Sums of Squares and Density

nested_radii_2Lagrange’s Four Square Theorem (Lagrange, 1770) is the well-known result that every positive integer can be written as the sum of four integer squares. This was strengthened by Legendre’s 1797-1798 proof of the similar-sounding Three Squares Theorem, which proved that an integer n is a sum of of three squares if and only if it is not of the form

n = 4^k(8m+7).

Since either n or n-1 is a sum of three squares (by Legendre), we see at once that by adding in a fourth square (0 or 1, respectively) we may recover Lagrange’s result. (Of course, the proof of Legendre’s theorem is far more involved.)

For sums of two squares the chronology is a bit murkier. Fermat (being Fermat) claimed a proof of the classification of these numbers in 1640, but there’s no evidence that Fermat ever had a proof to back up his claims. Thus the following classification is credited to Euler, who worked on the problem between 1747 and 1749.

Theorem (Euler): A positive integer m is expressible as a sum of two squares if and only the square-free part of m has no prime factor congruent to 3 mod 4.

Lagrange’s Four Square Theorem obviously implies that any integer can be written as a sum of five squares, or six squares, etc. As for the classification of integers expressible as a sum of one square – consider it an exercise for the reader.


In this post I’d like to describe these theorems in a different light, through the language of density. Unfortunately, since the integers have no uniform measure, we’ll have to be a bit careful with what we mean by this.

To state our questions clearly we introduce some notation from additive number theory. If A and B are sets, let A \oplus B denote the sumset of A and B; that is, the set of sums

A \oplus B := \{a+b \mid a \in A, b \in B\}.

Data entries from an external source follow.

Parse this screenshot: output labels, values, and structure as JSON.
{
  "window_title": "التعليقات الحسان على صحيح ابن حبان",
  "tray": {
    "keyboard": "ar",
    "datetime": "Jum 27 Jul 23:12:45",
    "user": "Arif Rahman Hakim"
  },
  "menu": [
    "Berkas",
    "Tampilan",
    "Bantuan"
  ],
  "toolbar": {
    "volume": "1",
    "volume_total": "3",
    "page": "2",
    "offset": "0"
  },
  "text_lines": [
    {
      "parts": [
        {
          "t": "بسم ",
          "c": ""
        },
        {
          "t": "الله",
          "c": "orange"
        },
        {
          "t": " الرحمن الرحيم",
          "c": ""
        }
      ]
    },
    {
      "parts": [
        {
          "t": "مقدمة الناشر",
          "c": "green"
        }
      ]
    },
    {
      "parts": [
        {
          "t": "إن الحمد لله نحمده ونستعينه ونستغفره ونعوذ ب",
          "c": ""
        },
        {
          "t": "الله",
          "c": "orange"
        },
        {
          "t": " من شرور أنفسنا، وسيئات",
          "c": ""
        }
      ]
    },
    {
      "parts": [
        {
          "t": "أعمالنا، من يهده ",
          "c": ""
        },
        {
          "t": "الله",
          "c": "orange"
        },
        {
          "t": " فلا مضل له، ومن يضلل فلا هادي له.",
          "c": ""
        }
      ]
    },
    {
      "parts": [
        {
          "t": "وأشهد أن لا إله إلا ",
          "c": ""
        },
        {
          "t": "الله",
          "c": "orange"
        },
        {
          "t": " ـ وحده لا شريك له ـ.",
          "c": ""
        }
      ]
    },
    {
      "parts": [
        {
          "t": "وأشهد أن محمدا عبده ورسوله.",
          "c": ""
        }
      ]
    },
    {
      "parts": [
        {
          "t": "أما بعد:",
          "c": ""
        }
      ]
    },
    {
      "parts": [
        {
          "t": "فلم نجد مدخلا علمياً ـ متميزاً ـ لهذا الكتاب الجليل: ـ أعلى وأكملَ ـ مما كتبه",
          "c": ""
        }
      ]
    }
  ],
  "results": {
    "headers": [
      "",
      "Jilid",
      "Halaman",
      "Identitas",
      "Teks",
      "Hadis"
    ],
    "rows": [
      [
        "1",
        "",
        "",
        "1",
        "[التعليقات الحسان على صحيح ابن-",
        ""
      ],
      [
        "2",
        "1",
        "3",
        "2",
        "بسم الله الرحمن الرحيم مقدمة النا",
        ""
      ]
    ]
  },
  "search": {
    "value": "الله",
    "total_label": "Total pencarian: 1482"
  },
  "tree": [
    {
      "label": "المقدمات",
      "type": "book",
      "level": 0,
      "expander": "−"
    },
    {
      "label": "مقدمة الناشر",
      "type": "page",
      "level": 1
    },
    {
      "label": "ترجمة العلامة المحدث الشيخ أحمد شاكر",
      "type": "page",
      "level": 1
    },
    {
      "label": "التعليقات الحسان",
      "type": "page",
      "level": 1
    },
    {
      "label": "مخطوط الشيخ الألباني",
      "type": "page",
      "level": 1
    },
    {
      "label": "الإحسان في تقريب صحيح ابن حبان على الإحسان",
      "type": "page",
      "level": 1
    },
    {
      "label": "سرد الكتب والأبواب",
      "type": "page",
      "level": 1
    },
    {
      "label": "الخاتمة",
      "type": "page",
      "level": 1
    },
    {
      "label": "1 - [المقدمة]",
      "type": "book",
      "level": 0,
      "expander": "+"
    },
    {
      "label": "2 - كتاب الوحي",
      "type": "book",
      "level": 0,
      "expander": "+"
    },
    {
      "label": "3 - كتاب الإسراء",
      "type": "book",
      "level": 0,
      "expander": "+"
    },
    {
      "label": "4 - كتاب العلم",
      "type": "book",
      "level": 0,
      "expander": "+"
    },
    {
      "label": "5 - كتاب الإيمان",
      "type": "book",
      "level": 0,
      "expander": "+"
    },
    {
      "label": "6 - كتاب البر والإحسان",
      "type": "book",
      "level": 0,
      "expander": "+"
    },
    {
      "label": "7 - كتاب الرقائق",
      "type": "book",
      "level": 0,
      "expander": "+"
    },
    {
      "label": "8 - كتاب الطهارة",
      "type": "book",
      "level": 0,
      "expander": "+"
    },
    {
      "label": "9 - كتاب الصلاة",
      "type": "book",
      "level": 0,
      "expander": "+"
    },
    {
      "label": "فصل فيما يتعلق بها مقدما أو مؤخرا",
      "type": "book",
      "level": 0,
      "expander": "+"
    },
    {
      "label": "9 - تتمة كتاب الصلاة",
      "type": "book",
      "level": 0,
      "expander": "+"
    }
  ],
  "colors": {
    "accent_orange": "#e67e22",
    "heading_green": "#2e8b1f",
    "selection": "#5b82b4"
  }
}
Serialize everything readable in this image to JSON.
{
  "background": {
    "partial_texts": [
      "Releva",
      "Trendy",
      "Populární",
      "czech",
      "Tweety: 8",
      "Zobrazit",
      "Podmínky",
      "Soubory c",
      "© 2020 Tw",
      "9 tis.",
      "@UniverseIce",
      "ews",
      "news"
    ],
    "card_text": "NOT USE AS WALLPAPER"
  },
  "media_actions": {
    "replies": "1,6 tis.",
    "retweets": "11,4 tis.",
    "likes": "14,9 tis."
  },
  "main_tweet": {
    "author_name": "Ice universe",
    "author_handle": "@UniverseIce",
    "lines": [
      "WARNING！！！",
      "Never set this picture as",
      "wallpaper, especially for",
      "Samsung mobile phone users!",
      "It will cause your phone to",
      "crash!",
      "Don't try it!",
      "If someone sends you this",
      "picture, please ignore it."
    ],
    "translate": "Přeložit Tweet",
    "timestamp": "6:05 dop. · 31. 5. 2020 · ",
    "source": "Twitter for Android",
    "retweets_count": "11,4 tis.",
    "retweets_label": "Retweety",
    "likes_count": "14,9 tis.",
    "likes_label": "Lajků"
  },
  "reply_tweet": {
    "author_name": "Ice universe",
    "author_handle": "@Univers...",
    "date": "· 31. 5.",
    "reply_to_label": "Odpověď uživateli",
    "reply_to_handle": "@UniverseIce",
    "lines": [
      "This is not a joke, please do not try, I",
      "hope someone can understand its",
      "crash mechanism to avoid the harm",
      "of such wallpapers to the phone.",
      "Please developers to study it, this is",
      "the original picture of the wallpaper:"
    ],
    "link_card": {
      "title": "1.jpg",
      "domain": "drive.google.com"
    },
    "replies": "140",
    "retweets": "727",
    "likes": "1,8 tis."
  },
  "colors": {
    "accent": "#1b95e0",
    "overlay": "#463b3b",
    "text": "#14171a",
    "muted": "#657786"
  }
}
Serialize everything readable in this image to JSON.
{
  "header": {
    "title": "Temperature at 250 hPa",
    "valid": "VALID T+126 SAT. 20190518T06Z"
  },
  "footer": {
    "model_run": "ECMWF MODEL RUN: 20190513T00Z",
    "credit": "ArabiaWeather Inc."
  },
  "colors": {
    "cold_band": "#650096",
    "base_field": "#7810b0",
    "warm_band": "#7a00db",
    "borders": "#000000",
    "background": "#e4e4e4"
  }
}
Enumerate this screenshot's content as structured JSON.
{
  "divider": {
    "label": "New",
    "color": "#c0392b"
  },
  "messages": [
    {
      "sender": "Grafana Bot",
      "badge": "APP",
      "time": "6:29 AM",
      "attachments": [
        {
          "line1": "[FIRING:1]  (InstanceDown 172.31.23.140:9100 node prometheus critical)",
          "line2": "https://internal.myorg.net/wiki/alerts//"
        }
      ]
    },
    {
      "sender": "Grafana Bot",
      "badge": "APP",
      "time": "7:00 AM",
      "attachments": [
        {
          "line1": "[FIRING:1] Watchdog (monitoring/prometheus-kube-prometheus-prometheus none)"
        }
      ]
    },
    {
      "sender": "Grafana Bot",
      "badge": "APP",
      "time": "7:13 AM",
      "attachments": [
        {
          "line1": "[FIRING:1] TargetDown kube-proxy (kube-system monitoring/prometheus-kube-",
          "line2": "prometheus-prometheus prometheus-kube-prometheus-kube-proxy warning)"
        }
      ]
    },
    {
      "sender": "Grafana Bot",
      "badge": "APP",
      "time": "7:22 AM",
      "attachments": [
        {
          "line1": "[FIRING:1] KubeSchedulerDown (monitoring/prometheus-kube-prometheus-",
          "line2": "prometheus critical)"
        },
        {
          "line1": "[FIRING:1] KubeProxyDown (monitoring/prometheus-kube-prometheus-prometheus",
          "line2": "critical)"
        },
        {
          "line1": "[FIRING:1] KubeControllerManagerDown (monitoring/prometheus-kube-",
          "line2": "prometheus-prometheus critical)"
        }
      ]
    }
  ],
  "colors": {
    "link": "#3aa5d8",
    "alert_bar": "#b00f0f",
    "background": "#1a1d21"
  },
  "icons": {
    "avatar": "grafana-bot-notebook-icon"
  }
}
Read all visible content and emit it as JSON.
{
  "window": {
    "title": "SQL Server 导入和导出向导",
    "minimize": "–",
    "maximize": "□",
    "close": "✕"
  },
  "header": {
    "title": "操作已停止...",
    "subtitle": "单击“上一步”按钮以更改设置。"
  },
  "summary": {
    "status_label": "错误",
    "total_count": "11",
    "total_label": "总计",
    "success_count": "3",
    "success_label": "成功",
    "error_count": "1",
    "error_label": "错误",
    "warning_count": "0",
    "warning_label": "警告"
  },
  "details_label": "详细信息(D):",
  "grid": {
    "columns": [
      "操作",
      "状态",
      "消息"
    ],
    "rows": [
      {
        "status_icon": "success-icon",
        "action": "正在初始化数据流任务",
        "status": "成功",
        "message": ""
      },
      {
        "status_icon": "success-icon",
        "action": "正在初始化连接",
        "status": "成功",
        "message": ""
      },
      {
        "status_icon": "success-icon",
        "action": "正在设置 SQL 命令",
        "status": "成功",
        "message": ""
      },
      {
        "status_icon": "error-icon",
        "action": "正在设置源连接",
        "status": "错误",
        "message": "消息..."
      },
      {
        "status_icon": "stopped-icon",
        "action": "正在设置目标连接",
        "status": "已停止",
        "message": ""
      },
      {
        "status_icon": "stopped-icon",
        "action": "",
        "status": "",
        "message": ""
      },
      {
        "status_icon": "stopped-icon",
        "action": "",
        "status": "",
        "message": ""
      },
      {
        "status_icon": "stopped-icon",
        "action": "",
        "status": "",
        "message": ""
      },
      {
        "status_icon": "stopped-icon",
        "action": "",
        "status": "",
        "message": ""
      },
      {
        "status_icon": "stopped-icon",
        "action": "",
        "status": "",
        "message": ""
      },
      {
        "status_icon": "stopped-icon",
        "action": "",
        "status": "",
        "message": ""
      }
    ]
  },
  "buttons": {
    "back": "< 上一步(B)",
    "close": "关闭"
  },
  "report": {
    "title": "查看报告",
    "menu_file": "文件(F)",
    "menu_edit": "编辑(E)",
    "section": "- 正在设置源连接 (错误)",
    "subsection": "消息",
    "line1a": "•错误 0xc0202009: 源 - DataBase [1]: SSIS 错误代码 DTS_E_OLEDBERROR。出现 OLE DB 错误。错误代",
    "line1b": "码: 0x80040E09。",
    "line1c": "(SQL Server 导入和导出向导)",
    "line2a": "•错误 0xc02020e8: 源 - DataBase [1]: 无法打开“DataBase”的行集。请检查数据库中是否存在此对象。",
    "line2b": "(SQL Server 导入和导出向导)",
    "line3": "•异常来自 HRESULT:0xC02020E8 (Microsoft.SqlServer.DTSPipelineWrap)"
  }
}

Let S be the set of squares. Then Euler’s, Legendre’s, and Lagrange’s theorems describe the sets S\oplus S, S \oplus S \oplus S, and S \oplus S \oplus S \oplus S (resp.), which we denote S_2, S_3, and S_4 (resp.) for sanity’s sake. Since 0 is square, we see that

S \subset S_2\subset S_3 \subset S_4 = \mathbb{Z}_{\geq 0},

which implies that the densities of these sets (if they exist) should be non-decreasing. Moreover, if \sigma(A) denotes the familiar asymptotic upper density of a set of integers A,

\displaystyle\sigma(A):= \lim_{n \to \infty} \frac{\#(A \cap [1,n])}{n},

(when the limit exists), then clearly \sigma(S)=0 and \sigma(S_4)=1.

The classification of sums of three squares by Legendre makes calculation of \sigma(S_3) straightforward as well. Upon consideration of the 2-factor in n=4^k(8m+7), we see that the sets

T_k = \{4^k(8m+7) \mid m \geq 0\}

are disjoint, and can therefore compute the density of S_3 to be

\displaystyle\sigma(S_3) = 1-\sum_{k \geq 0} \sigma(T_k)=1-\sum_{k\geq 0} \frac{1}{8 \cdot 4^k} = 1-\frac{1/8}{1-1/4}=\frac{5}{6}.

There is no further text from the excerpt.